Variety called it "a grim form of entertainment."

Filmink called it "a masterpiece, a stunningly good drama, where Dors plays a character who never asks for sympathy but gets it anyway: she's guilty of the crime, isn’t friendly to her family or death penalty protestors, still loves the louse who drove her to murder. The movie is full of little touches that speak volumes for Henry's personal experience in prison – the routine of changing guards, the conversations, the way the seconds drag on by, the visiting officials, the small privileges, the overwhelming pressure of the longing for a reprieve – and the final moments are devastating: it's one of the best British movies of the decade."

Leslie Halliwell said: "Gloomy prison melodrama vaguely based on the Ruth Ellis case and making an emotional plea against capital punishment."

In British Sound Films: The Studio Years 1928–1959 David Quinlan rated the film as "good", writing: "Convincing, if unrelievedly grim drama that proved its glamorous leading lady really could act."

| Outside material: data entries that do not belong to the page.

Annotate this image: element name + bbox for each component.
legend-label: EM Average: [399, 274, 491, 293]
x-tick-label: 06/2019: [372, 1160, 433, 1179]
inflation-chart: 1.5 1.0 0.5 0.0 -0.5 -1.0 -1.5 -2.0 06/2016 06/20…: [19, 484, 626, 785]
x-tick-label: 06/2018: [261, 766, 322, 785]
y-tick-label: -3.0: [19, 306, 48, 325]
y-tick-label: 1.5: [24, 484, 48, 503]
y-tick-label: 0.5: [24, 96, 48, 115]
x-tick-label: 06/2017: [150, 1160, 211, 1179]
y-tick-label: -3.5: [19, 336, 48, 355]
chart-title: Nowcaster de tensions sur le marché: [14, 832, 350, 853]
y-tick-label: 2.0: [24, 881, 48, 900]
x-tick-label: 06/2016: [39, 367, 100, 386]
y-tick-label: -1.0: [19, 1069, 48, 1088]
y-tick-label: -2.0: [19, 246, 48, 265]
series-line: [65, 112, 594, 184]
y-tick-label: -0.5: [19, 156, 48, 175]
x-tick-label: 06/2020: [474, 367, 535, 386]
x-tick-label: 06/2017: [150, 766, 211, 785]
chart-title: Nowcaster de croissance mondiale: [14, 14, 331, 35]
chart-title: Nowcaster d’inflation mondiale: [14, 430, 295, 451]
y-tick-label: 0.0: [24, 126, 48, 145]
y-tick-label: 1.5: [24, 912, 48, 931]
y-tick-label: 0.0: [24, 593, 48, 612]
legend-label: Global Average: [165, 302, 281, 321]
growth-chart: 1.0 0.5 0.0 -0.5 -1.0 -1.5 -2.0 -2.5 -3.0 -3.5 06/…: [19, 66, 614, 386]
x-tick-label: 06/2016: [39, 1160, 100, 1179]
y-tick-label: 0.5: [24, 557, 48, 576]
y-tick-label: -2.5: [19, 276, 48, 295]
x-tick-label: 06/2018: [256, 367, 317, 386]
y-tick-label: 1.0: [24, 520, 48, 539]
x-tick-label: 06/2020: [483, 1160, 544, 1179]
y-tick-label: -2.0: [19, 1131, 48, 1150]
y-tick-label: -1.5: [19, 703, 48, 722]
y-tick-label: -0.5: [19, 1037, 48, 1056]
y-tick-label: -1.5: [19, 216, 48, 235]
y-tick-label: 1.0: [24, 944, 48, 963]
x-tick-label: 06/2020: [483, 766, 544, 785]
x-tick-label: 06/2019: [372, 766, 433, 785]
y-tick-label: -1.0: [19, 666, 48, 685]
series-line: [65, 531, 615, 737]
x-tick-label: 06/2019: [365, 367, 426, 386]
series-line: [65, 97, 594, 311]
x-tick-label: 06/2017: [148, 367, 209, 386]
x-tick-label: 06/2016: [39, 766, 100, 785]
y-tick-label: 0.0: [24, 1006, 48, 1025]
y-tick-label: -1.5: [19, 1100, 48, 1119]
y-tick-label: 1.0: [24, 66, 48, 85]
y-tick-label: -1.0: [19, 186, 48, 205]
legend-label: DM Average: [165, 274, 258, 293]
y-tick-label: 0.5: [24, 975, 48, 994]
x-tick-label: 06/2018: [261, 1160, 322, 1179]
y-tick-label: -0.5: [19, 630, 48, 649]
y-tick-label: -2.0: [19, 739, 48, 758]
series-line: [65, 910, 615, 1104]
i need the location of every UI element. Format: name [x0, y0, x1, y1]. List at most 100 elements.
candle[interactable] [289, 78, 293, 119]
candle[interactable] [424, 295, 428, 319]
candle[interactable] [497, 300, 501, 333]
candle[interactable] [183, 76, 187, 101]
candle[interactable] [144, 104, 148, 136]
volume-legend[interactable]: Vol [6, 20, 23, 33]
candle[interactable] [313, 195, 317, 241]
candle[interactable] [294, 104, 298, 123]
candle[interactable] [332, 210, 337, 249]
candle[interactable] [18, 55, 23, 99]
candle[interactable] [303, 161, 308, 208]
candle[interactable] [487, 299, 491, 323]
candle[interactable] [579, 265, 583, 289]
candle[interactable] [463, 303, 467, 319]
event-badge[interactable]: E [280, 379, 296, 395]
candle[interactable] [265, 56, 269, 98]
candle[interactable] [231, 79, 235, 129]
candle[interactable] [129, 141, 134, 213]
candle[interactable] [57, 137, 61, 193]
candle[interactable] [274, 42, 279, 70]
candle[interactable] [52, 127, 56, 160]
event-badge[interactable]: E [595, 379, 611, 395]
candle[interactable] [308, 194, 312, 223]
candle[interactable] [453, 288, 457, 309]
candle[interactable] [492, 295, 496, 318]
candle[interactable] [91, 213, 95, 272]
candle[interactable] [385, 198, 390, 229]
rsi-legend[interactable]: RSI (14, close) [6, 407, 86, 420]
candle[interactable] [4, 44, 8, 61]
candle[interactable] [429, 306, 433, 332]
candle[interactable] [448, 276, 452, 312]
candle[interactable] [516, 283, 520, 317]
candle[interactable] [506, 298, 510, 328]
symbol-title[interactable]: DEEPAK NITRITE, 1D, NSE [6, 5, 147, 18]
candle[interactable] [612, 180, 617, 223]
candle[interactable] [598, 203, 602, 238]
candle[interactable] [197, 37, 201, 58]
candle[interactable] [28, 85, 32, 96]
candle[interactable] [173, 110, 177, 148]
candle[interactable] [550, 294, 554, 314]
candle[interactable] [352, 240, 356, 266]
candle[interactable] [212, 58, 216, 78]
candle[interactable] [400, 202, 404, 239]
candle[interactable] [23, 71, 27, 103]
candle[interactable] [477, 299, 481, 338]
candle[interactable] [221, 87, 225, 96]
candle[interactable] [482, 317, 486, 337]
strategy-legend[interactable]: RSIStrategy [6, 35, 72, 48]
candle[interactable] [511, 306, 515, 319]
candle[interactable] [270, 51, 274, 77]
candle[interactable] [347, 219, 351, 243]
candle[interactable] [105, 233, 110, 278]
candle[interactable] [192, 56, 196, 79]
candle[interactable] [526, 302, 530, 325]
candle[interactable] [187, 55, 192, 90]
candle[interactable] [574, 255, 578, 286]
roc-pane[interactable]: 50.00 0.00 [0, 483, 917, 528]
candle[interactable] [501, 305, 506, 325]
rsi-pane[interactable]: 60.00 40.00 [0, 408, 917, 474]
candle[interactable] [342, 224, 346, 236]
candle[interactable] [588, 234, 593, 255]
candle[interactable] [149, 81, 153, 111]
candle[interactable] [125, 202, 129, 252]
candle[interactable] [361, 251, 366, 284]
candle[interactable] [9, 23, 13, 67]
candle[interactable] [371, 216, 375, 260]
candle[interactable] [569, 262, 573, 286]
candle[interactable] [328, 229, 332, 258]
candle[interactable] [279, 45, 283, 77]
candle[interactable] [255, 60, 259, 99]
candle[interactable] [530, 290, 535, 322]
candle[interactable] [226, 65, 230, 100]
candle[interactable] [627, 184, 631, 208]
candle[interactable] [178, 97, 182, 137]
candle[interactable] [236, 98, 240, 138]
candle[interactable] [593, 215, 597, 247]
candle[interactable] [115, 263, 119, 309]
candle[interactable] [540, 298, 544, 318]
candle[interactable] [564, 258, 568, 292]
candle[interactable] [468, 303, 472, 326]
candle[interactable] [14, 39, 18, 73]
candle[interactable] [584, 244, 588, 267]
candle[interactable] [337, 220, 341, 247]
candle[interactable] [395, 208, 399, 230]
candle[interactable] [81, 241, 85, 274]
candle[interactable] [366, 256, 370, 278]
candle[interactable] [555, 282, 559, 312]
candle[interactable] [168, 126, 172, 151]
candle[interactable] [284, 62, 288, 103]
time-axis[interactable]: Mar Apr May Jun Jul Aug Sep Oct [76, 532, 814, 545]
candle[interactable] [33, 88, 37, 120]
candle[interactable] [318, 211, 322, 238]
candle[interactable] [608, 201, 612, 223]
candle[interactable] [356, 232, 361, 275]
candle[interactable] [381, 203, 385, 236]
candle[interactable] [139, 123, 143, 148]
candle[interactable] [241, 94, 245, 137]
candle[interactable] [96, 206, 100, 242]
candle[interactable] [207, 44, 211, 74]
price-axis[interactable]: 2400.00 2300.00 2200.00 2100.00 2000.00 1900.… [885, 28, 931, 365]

The Radio Times Guide to Films gave the film 3/5 stars, writing: "Directed with a grim sense of purpose by J Lee Thompson, this sincere plea for the abolition of capital punishment was based on the case of Ruth Ellis, the last woman in Britain to be hanged and whose story was retold some 30 years later with a good deal more style by Mike Newell in Dance with a Stranger. Diana Dors gives one of the best performances of her career as the murderess recalling the circumstances that drove her to kill while waiting to hear if she will be reprieved."

==Accolades==
The movie was nominated for the Palme d'Or at the 1956 Cannes Film Festival.

==In popular culture==
An image of Diana Dors in a cell from the film was used on the cover of the Smiths' Singles album.